The ECJ held that the country whose laws gave only minimum protection could indeed be overridden by the laws of the country that gave more enhanced protection, if the country whose laws gave such enhanced protection deemed the additional protection to be crucial: The ECJ directed the Belgian Supreme Court to examine in detail whether in the course of the implementation of the Directive, the Belgian legislature had thought it to be crucial to grant the commercial agent protection going beyond that provided for by the Directive and to take into account the nature and the objective of such mandatory provisions. If so, Belgian law would apply instead of Bulgarian law.

Comment

What is clear from the Unamar Case is that the ECJ appears to favour the application of the laws of the country, which give the agent the best protection - at least in those cases in which the agent also has its registered seat in that country.

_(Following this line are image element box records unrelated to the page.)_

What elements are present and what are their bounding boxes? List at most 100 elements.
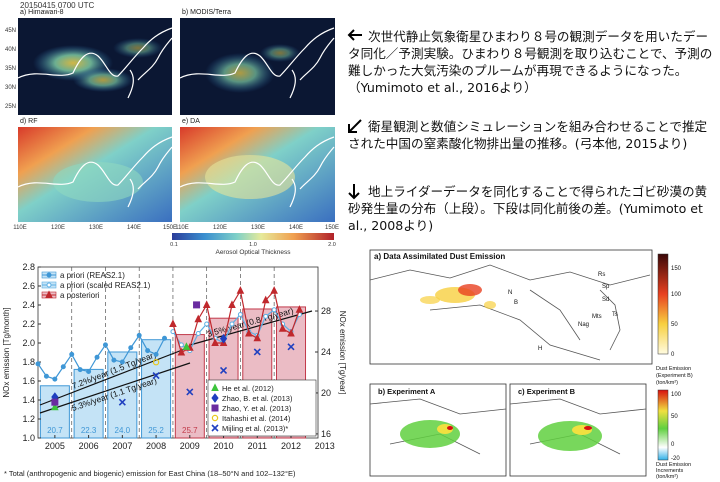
trend-line [39, 362, 191, 414]
colorbar-tick: 100 [671, 292, 682, 298]
y-axis-label: NOx emission [Tg/month] [2, 307, 11, 397]
marker [102, 342, 108, 348]
marker [211, 414, 219, 422]
marker [202, 300, 211, 308]
marker [236, 286, 245, 294]
y-tick-label: 1.4 [22, 395, 35, 405]
lat-label: 25N [5, 104, 16, 110]
marker [182, 342, 191, 350]
aot-maps: 20150415 0700 UTC a) Himawari-8 b) MODIS… [5, 1, 339, 256]
x-tick-label: 2013 [315, 441, 335, 451]
colorbar-tick: 0 [671, 442, 675, 448]
marker [270, 286, 278, 294]
marker [111, 357, 117, 363]
bar-value-label: 25.7 [182, 426, 198, 435]
marker [177, 347, 186, 356]
panel-label: e) DA [182, 118, 200, 125]
panel-label: a) Data Assimilated Dust Emission [374, 252, 505, 261]
colorbar-tick: 1.0 [249, 242, 257, 248]
marker [169, 319, 177, 327]
marker [118, 398, 126, 406]
colorbar-tick: 150 [671, 266, 682, 272]
marker [245, 328, 253, 337]
y2-tick-label: 24 [321, 347, 331, 357]
marker [69, 351, 75, 357]
caption-text: 次世代静止気象衛星ひまわり８号の観測データを用いたデータ同化／予測実験。ひまわり… [348, 29, 713, 95]
legend-label: a priori (scaled REAS2.1) [60, 281, 151, 290]
marker [271, 307, 277, 313]
y2-axis-label: NOx emission [Tg/year] [338, 311, 347, 395]
lon-label: 120E [213, 225, 227, 231]
lon-labels: 110E 120E 130E 140E 150E 110E 120E 130E … [13, 225, 339, 231]
x-tick-label: 2011 [248, 441, 267, 451]
lon-label: 110E [13, 225, 27, 231]
lon-label: 140E [127, 225, 141, 231]
map-date: 20150415 0700 UTC [20, 1, 95, 10]
x-tick-label: 2006 [79, 441, 99, 451]
y-tick-label: 2.6 [22, 281, 35, 291]
trend-line [189, 310, 313, 346]
arrow-down-left [348, 119, 362, 133]
map-panel [179, 127, 335, 222]
dust-map [369, 383, 507, 477]
lat-label: 30N [5, 85, 16, 91]
aot-ticks: 0.1 1.0 2.0 [170, 242, 336, 248]
panel-label: c) Experiment B [518, 387, 576, 396]
colorbar-tick: 2.0 [328, 242, 336, 248]
lat-labels: 45N 40N 35N 30N 25N [5, 28, 16, 110]
colorbar-tick: 50 [671, 414, 678, 420]
x-tick-label: 2008 [146, 441, 166, 451]
x-tick-label: 2005 [45, 441, 65, 451]
site-label: Ts [612, 312, 618, 318]
legend-label: a priori (REAS2.1) [60, 271, 125, 280]
marker [211, 338, 219, 346]
marker [152, 359, 160, 366]
marker [194, 314, 203, 323]
colorbar-tick: 0.1 [170, 242, 178, 248]
site-label: H [538, 346, 542, 352]
lon-label: 140E [289, 225, 303, 231]
marker [86, 369, 92, 374]
site-label: Sp [602, 284, 610, 290]
site-label: Nag [578, 322, 589, 328]
marker [35, 361, 41, 367]
colorbar-label-line: (Experiment B) [656, 373, 693, 379]
dust-map [369, 264, 651, 361]
lat-label: 35N [5, 66, 16, 72]
colorbar-label-line: (ton/km²) [656, 474, 678, 480]
marker [237, 312, 243, 317]
marker [211, 424, 219, 432]
marker [261, 295, 270, 304]
colorbar-label-line: (ton/km²) [656, 380, 678, 386]
marker [186, 388, 194, 396]
site-label: B [514, 300, 518, 306]
dust-map [509, 383, 647, 477]
series-line [37, 334, 166, 380]
series-line [172, 289, 301, 354]
y-tick-label: 2.4 [22, 300, 35, 310]
legend-label: Mijling et al. (2013)* [222, 424, 288, 433]
x-tick-label: 2007 [112, 441, 132, 451]
marker [162, 335, 168, 341]
y-tick-label: 1.6 [22, 376, 35, 386]
y-tick-label: 1.0 [22, 433, 35, 443]
marker [43, 373, 49, 379]
aot-colorbar [172, 233, 334, 240]
site-label: Mts [592, 314, 602, 320]
marker [295, 305, 304, 313]
marker [119, 359, 125, 365]
lon-label: 120E [51, 225, 65, 231]
marker [145, 348, 151, 354]
colorbar-label-line: Dust Emission [656, 462, 691, 468]
marker [211, 383, 219, 391]
increment-colorbar [657, 389, 669, 461]
footnote: * Total (anthropogenic and biogenic) emi… [4, 469, 296, 478]
panel-label: b) Experiment A [378, 387, 436, 396]
legend-label: a posteriori [60, 291, 100, 300]
marker [287, 328, 295, 337]
lon-label: 130E [89, 225, 103, 231]
bar-value-label: 22.3 [81, 426, 97, 435]
y2-tick-label: 16 [321, 429, 331, 439]
lon-label: 150E [163, 225, 177, 231]
marker [253, 348, 261, 356]
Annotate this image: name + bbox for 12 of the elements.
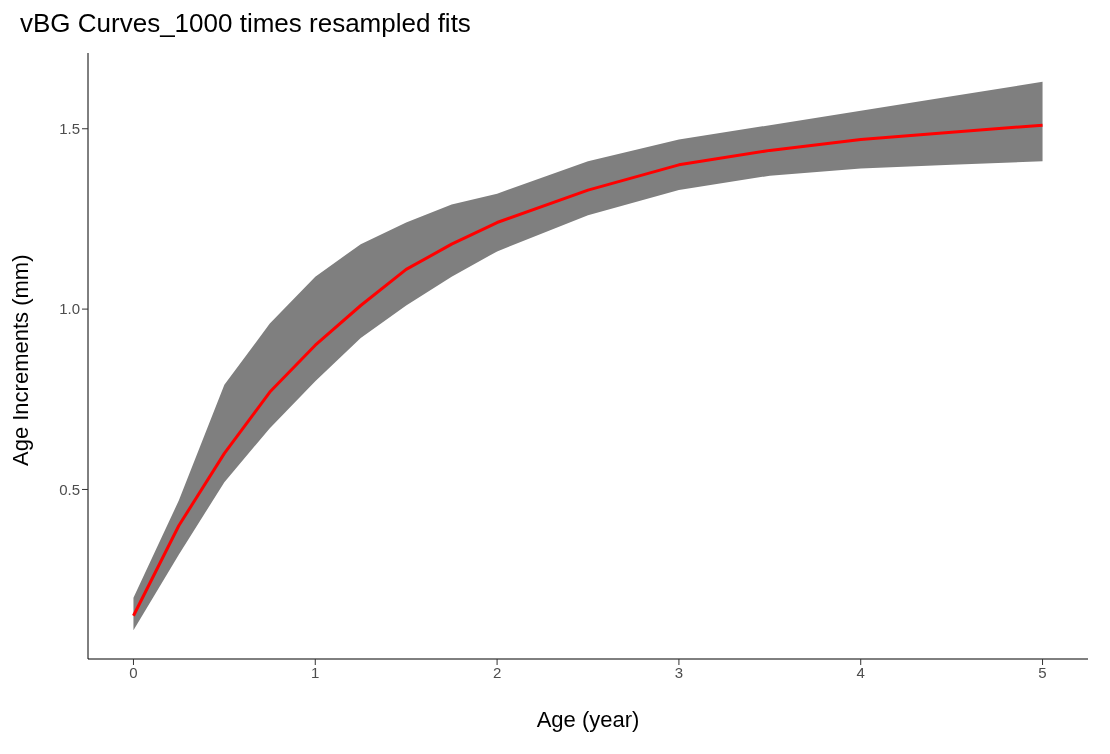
x-tick-label: 3	[674, 663, 684, 681]
x-tick-label: 1	[311, 663, 320, 681]
chart-title: vBG Curves_1000 times resampled fits	[20, 8, 472, 39]
y-tick-label: 1.5	[59, 120, 80, 138]
x-tick-label: 5	[1038, 663, 1047, 681]
y-tick-label: 0.5	[59, 480, 80, 498]
x-tick-label: 4	[856, 663, 865, 681]
y-tick-label: 1.0	[59, 300, 80, 318]
y-axis-title: Age Increments (mm)	[7, 254, 33, 466]
x-tick-label: 2	[492, 663, 502, 681]
x-axis-title: Age (year)	[536, 707, 640, 732]
x-tick-label: 0	[129, 663, 138, 681]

Before implementing or terminating an agency agreement, it is thus of the utmost importance - especially for principals - to verify what governing law might apply to an agreement it intends to conclude with an agent, notwithstanding the governing law the parties would like to (or do) agree on in the agreement. If this matter is not carefully considered, it may well be the case that an agent unhappy with the termination of its cross-jurisdictional agreement may challenge the governing law selected by the parties in order to try to achieve better protection – with often unexpected and unpleasant consequences for the principal.